If you are my personal Facebook friend, this is a cross post from yesterday.

Every day has become a “double duty” day. (Even though it is more like quadruple once you add in homeschooling/co-op and regular housekeeping, not to mention any blog posts or the like). But I wouldn’t trade it for anything. When we first got married, I always thought I would be stay-at-home mom who volunteered at the kids’ school and have time to keep a neat and tidy house, working garden and farm. And I did….for a little while. Work kind of fell into my lap (funny how that happens) but I’m loving it. Real estate was my least favorite class when I was getting my paralegal degree, and now look at me. Although, working files and contracts is totally up my alley (hence, the paralegal degree). And I know waaaaaaay more about septic systems than I even knew there was to know. And the cherry on top is that I get to work with my husband and best girlfriend every day. From home. So I can still homeschool the kids. And write when I take a notion (even when it means losing more sleep because that idea just won’t go away). Y’all, when I say some days I think I’ve lost my mind, I really mean most days I think I’ve lost my mind.
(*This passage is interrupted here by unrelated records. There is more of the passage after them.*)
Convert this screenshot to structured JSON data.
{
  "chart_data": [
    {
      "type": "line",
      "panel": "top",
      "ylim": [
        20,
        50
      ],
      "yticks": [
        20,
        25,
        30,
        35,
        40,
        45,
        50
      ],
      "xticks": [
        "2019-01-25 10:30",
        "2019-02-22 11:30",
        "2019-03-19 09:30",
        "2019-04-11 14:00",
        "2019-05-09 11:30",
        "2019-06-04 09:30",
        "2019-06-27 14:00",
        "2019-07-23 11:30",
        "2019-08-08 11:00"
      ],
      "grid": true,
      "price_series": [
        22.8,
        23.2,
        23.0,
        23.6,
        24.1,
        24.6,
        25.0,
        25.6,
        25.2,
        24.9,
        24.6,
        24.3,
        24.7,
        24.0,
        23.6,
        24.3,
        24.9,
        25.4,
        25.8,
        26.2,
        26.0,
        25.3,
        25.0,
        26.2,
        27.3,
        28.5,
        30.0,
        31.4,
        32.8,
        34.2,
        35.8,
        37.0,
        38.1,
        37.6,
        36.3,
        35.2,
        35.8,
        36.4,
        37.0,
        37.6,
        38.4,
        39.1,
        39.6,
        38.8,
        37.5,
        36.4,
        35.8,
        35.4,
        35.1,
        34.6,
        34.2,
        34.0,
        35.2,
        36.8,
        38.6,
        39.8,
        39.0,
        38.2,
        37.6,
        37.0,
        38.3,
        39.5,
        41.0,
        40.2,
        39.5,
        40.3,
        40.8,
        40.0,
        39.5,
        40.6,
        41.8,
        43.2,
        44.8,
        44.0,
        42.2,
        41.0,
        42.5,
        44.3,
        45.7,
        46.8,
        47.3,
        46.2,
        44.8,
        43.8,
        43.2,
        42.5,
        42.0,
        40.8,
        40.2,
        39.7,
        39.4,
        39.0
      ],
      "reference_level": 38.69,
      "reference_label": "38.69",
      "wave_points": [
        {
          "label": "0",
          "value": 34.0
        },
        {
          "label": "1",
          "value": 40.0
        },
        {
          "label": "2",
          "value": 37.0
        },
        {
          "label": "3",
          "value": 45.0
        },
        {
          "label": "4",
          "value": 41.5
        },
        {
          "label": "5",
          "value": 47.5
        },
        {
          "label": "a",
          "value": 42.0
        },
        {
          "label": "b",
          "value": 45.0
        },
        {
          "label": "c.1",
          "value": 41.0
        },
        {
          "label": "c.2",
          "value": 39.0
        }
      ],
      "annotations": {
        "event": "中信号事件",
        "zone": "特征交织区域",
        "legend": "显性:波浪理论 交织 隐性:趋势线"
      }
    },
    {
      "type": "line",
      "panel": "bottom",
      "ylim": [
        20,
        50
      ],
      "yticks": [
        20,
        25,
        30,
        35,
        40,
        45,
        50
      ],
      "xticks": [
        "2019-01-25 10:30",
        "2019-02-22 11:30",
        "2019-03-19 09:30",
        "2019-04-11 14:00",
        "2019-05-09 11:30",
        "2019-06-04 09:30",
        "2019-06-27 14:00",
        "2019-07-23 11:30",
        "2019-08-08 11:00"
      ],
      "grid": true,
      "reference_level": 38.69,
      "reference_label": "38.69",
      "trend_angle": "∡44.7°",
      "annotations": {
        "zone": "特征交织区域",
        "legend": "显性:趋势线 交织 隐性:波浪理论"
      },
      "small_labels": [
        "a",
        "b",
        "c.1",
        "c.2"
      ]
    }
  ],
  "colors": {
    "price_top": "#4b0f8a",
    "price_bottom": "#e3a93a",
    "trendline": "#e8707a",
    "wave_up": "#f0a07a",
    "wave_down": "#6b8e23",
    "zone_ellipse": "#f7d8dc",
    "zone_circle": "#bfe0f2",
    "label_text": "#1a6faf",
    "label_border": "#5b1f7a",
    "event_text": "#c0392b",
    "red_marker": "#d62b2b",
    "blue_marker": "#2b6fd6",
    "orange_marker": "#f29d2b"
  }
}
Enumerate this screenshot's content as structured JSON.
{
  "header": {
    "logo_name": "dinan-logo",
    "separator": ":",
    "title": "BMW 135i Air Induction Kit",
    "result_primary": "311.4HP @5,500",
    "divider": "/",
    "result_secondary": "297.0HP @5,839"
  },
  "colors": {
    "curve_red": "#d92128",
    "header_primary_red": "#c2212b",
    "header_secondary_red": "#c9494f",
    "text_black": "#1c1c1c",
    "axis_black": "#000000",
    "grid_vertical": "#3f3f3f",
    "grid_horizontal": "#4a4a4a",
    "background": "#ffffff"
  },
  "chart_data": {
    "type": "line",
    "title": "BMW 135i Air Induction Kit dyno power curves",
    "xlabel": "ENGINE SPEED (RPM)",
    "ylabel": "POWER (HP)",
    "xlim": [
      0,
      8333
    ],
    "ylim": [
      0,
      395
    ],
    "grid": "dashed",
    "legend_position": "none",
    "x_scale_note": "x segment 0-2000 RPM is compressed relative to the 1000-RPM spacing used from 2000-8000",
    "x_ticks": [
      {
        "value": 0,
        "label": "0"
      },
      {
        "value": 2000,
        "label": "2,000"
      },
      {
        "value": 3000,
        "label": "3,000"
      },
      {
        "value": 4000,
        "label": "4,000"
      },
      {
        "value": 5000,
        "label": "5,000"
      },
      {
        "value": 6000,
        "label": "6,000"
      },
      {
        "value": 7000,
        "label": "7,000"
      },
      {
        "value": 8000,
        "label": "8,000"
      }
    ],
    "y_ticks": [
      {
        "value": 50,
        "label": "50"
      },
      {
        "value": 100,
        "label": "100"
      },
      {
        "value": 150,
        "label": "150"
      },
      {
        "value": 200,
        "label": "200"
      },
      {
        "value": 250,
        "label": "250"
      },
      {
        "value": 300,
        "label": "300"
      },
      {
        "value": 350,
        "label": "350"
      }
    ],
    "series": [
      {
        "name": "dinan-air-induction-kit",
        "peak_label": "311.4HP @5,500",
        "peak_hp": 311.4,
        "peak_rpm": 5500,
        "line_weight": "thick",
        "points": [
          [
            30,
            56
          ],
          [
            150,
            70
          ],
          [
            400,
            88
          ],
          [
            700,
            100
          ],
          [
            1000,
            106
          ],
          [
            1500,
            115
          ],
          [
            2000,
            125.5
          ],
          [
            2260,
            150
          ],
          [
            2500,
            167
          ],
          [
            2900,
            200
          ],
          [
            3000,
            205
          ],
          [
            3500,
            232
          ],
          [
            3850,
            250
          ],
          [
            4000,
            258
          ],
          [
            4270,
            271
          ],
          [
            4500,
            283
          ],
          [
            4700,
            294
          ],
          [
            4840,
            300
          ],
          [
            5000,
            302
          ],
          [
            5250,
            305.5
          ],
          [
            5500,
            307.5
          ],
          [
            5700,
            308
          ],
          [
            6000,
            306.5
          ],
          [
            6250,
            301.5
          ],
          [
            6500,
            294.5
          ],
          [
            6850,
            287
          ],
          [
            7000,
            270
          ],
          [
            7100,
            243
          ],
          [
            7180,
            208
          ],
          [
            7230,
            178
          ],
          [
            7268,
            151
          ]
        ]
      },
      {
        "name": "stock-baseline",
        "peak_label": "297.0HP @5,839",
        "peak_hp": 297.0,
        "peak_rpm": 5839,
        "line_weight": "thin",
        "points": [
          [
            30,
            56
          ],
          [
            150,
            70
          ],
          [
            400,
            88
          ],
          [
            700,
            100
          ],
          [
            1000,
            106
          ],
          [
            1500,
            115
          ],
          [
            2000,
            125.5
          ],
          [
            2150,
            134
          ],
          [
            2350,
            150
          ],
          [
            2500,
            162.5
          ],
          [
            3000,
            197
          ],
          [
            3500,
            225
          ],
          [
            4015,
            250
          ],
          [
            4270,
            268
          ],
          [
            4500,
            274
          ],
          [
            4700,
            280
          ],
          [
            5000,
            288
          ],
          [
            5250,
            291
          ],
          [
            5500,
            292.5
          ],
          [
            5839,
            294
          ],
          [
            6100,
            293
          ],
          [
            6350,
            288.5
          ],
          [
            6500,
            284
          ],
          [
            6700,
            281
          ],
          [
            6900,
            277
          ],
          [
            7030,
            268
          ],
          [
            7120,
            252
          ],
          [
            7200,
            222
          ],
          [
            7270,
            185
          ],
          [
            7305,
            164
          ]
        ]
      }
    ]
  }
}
I run on caffeine and happy thoughts and prayers. My house usually looks like a tornado just went through it carrying a family of rats (Esther Grace is a mess maker, let me tell you). BUT my kids are happy (for the most part) and well mannered (most of the time) and provided for. We have a space that is welcome and open for others to share (love barn nights!) and the means to provide food, entertainment, and love to those who show up. Anyway. My point is, things don’t always look like you pictured in your head. And that’s okay. Because I’ve found that when you trust God, the path He takes you down is always better than what you had imagined anyway.